Matt Morgan, thank you
Morgan did his thing yet again, powering Cornell to a sweep of Harvard with 31 points on 9-for-16 shooting (including 5-for-11 from deep) in a 72-59 win for the Big Red that couldn’t stop them from getting eliminated from Ivy League Tournament contention by Brown’s and Penn’s wins. Steven Julian, Cornell’s “glue guy,” contributed 14 rebounds, eight points and three steals in 30 minutes, continuing his Ivy Defensive Player of the Year-caliber season.

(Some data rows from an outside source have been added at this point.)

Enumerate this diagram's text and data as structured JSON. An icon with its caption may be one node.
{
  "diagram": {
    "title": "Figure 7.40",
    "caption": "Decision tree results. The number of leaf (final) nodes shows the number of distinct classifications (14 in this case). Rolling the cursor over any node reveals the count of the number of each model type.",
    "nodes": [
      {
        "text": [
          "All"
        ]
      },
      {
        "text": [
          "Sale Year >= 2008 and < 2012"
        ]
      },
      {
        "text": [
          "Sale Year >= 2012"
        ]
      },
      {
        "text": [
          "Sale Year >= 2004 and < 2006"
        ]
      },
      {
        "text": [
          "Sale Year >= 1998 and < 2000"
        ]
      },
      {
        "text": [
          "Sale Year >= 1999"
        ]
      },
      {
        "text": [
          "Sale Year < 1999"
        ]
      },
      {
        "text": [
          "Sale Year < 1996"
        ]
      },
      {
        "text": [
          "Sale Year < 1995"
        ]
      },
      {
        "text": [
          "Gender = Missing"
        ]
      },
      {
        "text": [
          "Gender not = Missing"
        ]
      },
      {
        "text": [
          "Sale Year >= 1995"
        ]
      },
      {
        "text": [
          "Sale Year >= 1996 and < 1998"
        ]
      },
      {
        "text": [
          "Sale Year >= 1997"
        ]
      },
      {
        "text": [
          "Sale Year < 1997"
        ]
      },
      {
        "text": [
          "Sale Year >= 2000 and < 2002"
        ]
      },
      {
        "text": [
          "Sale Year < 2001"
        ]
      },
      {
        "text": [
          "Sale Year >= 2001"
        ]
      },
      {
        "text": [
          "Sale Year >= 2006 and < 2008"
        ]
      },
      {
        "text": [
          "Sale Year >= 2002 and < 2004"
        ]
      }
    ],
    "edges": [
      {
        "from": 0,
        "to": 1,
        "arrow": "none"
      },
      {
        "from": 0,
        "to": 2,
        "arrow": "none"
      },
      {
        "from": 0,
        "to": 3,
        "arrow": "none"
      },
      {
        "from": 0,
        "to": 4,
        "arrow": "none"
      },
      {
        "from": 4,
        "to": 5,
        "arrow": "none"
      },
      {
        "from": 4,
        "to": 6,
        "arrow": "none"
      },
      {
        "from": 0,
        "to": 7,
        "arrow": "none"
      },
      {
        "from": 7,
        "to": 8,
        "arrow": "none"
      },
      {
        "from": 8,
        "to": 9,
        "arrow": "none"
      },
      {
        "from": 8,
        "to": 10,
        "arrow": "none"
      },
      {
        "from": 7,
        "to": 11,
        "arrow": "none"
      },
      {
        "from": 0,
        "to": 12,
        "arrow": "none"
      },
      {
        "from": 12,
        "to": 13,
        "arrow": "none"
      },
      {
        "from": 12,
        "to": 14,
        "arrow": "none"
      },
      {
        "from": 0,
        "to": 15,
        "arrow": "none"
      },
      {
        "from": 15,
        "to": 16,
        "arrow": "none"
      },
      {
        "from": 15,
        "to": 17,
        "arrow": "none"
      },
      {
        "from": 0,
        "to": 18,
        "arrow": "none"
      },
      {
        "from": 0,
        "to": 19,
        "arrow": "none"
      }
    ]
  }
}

Cornell could get to .500 (15-15) with a home win over Dartmouth to close out the regular season, which would make the Big Red eligible for playoffs should the school choose to crash the CIT or another postseason tournament that would extend Morgan’s collegiate career.
Aiken and who?
Harvard’s offense has become the Bryce Aiken show lately, taking more than a quarter of the team’s shots at Cornell and scoring a third of the team’s points last Saturday versus Princeton. The Crimson’s defense is reliable, but the offensive production outside of Aiken is not, something that sunk Harvard as Aiken shot 4-for-18 while facing repeated double teams, with 11 of Christian Juzang’s 15 points coming in the first half. The Crimson can still clinch the Ivy League championship with a win at Columbia, where they’ve lost three straight.
Columbia is finally finishing games with consistency, upping its win streak to three with a 70-66 home win over Dartmouth, with Patrick Tape leading the way with 19 points on 9-for-11 shooting from the field. Tape has become a consistent scorer as a junior this season, the KenPom game MVP in each of the past two Lions’ games. Tape leads the league in Ivy play in effective field goal percentage and block percentage, as well as third in offensive rebound percentage. If the Lions nick Harvard at Levien Gym tonight, they’ll have won five of their last six games, real momentum for a program that took a lot of hard, close losses in Jim Engles’s first three seasons at the helm in Morningside Heights. And if Columbia can slow down Bryce Aiken, who scored 44 points in Harvard’s triple overtime 98-96 win over Columbia last month, the Lions will probably get one more victory.
Knight is true
Dartmouth endured an 0-fer at Columbia, missing all 17 three-point attempts, the latest sharpshooting setback for a squad that enjoyed hot shooting for much of nonconference play. Sophomore forward Aaryn Rai has come on down the stretch, with two double-doubles in the past three games, including 14 rebounds and 13 points in 37 minutes at Columbia. Rai and Chris Knight make a formidable sophomore frontcourt, something for coach David McLaughlin to build on going forward.